Other groups also report a greater incidence of complications with intramedullary nailing compared to plate-screw fixation[22,26]. The most frequently reported complications were the loss of reduction, nail migration and tendon irritation requiring removal of metacarpal plates. Page and Stern in their study of 63 metacarpal fractures treated with plates and screws reported a non-union rate of 1.6%, delayed union rate (4.8%), plate problems including plate prominence, loosening or breakage (6.3%), infection (3.1%) and tendon rupture 1.6%[27]. Fusetti et al reviewed the results of 157 metacarpals treated with plates and screws and observed a non-union rate of 15%, stiffness (10%), plate loosening or breakage (8%), complex regional pain syndrome (two patients), and one patient who developed a deep infection[28]. Nevertheless, these studies had no statistical significance in clinical and patient outcomes between intramedullary nailing and conventional plate screw fixation.

Our study has several limitations.
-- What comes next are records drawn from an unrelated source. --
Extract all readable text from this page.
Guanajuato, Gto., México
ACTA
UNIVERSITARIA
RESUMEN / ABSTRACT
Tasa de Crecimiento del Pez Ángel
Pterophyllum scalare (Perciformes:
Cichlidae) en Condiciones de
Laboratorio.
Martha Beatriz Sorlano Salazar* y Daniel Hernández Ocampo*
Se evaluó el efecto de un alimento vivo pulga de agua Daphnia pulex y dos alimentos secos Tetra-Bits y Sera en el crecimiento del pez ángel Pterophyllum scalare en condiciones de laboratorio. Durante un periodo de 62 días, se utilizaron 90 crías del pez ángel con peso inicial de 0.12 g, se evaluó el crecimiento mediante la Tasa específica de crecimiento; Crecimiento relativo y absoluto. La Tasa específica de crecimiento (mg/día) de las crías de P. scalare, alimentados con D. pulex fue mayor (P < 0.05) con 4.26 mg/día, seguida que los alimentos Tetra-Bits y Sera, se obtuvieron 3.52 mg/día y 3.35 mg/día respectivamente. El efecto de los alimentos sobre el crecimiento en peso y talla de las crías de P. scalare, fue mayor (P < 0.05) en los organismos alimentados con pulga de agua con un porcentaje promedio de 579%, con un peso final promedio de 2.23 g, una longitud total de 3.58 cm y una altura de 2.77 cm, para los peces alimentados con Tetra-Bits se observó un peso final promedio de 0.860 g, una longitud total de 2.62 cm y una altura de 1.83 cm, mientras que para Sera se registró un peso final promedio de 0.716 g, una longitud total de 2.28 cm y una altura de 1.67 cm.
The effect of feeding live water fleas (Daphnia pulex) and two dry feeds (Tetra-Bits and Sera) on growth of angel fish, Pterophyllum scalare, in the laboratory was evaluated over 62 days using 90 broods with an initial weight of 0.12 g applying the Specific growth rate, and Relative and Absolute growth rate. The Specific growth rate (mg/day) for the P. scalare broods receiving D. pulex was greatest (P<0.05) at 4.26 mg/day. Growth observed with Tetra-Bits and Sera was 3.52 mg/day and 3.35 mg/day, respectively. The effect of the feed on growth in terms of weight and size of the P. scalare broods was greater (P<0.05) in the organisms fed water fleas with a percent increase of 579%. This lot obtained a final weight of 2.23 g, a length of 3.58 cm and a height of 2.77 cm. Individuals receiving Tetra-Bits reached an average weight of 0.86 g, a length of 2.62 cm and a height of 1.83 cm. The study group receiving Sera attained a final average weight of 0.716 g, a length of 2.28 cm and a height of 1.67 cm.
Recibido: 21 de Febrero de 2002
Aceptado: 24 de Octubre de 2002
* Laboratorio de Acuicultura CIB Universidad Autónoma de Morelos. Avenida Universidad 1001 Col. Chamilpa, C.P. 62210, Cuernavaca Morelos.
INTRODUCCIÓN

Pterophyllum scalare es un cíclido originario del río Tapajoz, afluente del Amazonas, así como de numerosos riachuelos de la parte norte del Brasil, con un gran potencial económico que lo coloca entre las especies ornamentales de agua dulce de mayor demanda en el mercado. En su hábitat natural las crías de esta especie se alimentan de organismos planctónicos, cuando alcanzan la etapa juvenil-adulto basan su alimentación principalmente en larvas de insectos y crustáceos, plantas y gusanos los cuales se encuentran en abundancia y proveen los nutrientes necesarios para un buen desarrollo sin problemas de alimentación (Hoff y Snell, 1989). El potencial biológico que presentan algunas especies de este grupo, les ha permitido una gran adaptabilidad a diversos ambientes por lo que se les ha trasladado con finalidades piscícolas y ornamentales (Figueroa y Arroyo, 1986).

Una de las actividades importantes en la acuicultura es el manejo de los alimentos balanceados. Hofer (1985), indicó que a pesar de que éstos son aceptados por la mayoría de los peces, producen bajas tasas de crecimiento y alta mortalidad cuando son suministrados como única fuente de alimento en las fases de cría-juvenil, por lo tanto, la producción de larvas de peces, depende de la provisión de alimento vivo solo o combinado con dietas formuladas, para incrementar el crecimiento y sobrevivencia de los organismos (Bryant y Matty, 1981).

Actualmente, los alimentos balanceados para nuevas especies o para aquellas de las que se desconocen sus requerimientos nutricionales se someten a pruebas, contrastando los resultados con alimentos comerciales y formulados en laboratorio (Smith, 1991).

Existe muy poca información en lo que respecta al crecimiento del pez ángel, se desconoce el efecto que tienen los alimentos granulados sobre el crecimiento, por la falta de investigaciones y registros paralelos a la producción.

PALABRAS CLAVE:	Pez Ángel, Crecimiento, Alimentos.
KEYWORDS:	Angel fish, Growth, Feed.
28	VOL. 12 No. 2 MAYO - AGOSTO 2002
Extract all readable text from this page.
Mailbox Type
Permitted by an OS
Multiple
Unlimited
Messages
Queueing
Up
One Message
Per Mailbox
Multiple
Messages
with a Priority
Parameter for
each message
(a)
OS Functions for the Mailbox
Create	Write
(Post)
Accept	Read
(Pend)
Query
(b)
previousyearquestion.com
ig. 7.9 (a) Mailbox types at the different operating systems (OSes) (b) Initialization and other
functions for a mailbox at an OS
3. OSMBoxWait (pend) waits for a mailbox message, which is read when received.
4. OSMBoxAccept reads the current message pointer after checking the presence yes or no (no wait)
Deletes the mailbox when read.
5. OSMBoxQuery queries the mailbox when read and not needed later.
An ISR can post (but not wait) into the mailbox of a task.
Radiographic measurements were performed by a single clinician. Our results would be improved by calculating the interobserver error. Despite our best efforts, functional follow-up using the Quick-DASH survey provided us with a response rate of 24%. Secondly, a further limitation was that this was a retrospective study of medical records and quantitative functional assessment was attempted by later posting the Quick-DASH questionnaire to patients. Lastly, there was no control comparison to other cheaper fixation modalities.

Conclusion

For displaced metacarpal neck or shaft fractures, locked intramedullary metacarpal nailing is a technically simple method of maintaining fracture stability following reduction, with good functional outcomes.

Conflict Of Interest

None of the authors have any conflict of interest in this study. This manuscript has not been submitted for consideration elsewhere and has not been previously published. There are no financial interests associated with this study, including the authors and institution involved.